1621 год был для Сагайдачного таким моментом, в который роль Хмельницкого могла бы быть им разыграна с большим достоинством перед судом истории, без предательства родной земли «на поталу» мусульманскому войску и без превращения культивированной страны в руину. Мало того: на нём не лежал бы, как на Хмельницком, упрёк отмщения за личную обиду: он бы отомстил за поругание народной религии, за похищение церковных имуществ, за присвоение папе сосчитанных нунцием Торресом 2.169 церквей православных. Он бы явился Кромвелем, без кромвелева террора, и, по чистоте отношений своих к диктаторской власти, по молчаливой политике, сияющей в делах, а не в манифестациях, уподобился бы величайшему гению честной политики нового времени — Вильгельму Молчаливому, Оранскому. Но нe по-нашему, как видно, смотрел на шляхту и на казаков Сагайдачный. Он шляхту ценил выше нашего, a казаков, без сомнения, ниже. Весьма быть может, что его, как человека натуры высокой, ужаснула перспектива вооружённого дележа землями, богатствами, правами, которая не ужаснула «козацького батька». Он ограничился скромной ролью предводителя контингента; остальное предоставил силе вещей и работе времени. Едва ли это не самая разумная и вместе с тем гуманная политика.
Воротясь в Киев к одинокой жене (детей у них не было), Сагайдачный видел, что раны его смертельны и провёл остаток жизни в деятельном благочестии. Характер и влияние Иова видны во всех его посмертных распоряжениях. В качестве душеприказчика, Иов Борецкий составил для него духовную, в которой отписал значительную часть имущества его на братства и школы, между прочим 1.500 злотых назначил Львовскому братству на содержание из процентов «ученого майстера, в греческом языку беглого на науку и цвиченье деток християнских и на выхованье бакалавров учёных».
Кто хочет в этом акте видеть ту же самую религиозность со стороны Сагайдачного, которая одушевляла его иночествующего земляка и друга, тот основание монастырей, устройство школ и других заведений, относящихся к ведомству церкви, с самого её образования в Южной Руси, должен приписать не духовенству и его традиционной практике, а людям, которые, проходя свой жизненный путь, чаще всего обагряли руки человеческой кровью, которые думали вовсе не об иноках, которым так мало было дела до иноческих рассадников, которых будущность не упрочивалась этими рассадниками, которых специальная жизнь диаметрально расходилась с иноческой.
Справедливость и обстоятельность требует сказать при этом, что в материальном созидании учреждения, безразлично называемого духовным его именем — церковью, участвовали также и женщины, следовательно не все пожертвования на церковь приносились от мира сего руками кровавыми.

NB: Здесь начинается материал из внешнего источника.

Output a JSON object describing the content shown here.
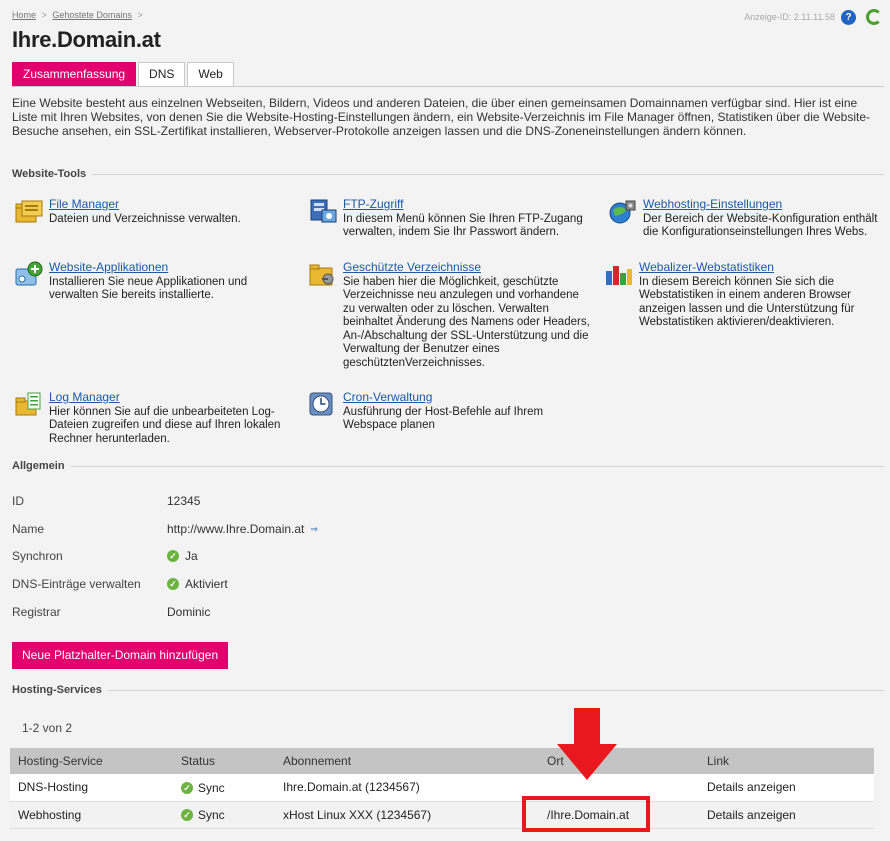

Но наши создательницы и благодетельницы святых храмов получали свои имущества из тех же самых рук, из которых не брезговали принимать их преподобные иноки. Все они, подобно нежной Ярославне, тем больше любили своих «милых лад», чем богаче нагружены были их посады дорогими паволоками, оксамитами, ортмами, и не чуждались «того злата и сребра потрепати».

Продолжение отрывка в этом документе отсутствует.